Information Theory is key to understanding AI, as it deals with the quantification of knowledge. Information is it`s base. This is a major understanding for AI. Without this understanding, you are left with semantics and meaning and you can never get anywhere.
To AI researcher must ask and answer the following four questions:
- A datum enters the arena of your neural net. What event creates a new neuron?
- What event links neurons together or modifies this connection?
- What event groups neurons together to form a superneuron?
- What event initiates output?
- What initiates an insight?
This builds the network. Then, to add another element:
- Neurons hold the light of consciousness. How do these action potentials get encoded in the neural data structures?

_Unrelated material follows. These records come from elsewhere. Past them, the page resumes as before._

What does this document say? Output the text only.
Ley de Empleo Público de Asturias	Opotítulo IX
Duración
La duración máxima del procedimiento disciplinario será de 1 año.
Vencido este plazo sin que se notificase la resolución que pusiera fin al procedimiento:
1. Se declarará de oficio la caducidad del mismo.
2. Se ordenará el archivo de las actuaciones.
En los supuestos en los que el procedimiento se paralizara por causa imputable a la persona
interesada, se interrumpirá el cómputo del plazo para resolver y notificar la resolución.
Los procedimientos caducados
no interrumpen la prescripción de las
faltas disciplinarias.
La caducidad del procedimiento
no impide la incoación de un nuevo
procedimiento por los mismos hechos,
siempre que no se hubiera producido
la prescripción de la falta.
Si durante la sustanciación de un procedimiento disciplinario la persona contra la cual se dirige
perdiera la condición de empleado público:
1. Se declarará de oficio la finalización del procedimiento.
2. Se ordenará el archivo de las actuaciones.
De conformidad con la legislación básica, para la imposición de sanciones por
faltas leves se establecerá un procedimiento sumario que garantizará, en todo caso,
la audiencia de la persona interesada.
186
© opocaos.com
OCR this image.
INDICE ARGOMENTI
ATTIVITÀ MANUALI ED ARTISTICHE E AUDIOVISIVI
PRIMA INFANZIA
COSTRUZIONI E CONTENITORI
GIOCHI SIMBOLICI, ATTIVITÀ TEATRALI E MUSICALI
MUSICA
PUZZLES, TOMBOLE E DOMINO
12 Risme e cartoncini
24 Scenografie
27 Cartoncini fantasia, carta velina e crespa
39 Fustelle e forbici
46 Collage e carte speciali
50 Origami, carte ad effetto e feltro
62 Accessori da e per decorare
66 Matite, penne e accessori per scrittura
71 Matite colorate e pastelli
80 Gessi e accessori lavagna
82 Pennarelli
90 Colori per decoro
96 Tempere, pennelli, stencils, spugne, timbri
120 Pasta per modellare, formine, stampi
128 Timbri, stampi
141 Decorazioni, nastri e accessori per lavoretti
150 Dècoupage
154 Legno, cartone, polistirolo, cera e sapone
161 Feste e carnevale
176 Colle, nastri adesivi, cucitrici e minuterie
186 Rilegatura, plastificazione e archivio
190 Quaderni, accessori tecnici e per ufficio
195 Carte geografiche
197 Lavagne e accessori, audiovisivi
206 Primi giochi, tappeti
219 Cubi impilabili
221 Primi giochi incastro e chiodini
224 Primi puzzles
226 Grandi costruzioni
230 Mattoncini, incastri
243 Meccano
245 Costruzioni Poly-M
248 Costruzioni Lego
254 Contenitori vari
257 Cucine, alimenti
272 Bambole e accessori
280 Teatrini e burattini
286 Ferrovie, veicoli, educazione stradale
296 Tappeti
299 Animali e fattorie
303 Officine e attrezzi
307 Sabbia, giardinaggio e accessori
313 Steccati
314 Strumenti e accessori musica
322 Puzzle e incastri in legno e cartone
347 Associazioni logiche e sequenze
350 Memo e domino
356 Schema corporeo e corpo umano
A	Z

- Light propagates around as a flow in the network, splitting and reforming in a complex dynamic as it runs around the graph. What event trips neurons into "firing"?
- A neuron gets overloaded. What event trips motor output?
See also:
eye hexagonal triplets --> clump into larger regions (fovea). Peripheral areas apparently are grouped separately.
- insight or Jump neurons: something akin to digestive matches, which releases energy. In a graph, a path from start to destination is found and a jump occurs. Once jumped the energy in the "neuron" is pushed into the containing neural graph until expended, generating initiated thought. (This energy is just distributed equally? to all member neuron's action potential.) Insights might require a larger, separate knoweldge base (purchased by the user), of super-curated knowledge in order to generate them.
- regarding the action potential variable: use the alignment tensor model from D&D: the prior neuron's level (action above 1.0) becomes the intensity of the next neurons. This is essentially the same dynamic of an "expectation match", except that it comes from below. In the expectaiton match, the extra potential becomes an inTENSity multiplier (tensor).
- There are two systems: the knowledge database, and the neural net. These two form the yin and the yang of the system. When expectation matches occur, a mini understanding has occurred. When these understandings reach linquistic levels, they can be (are?) stored in the knowledge base.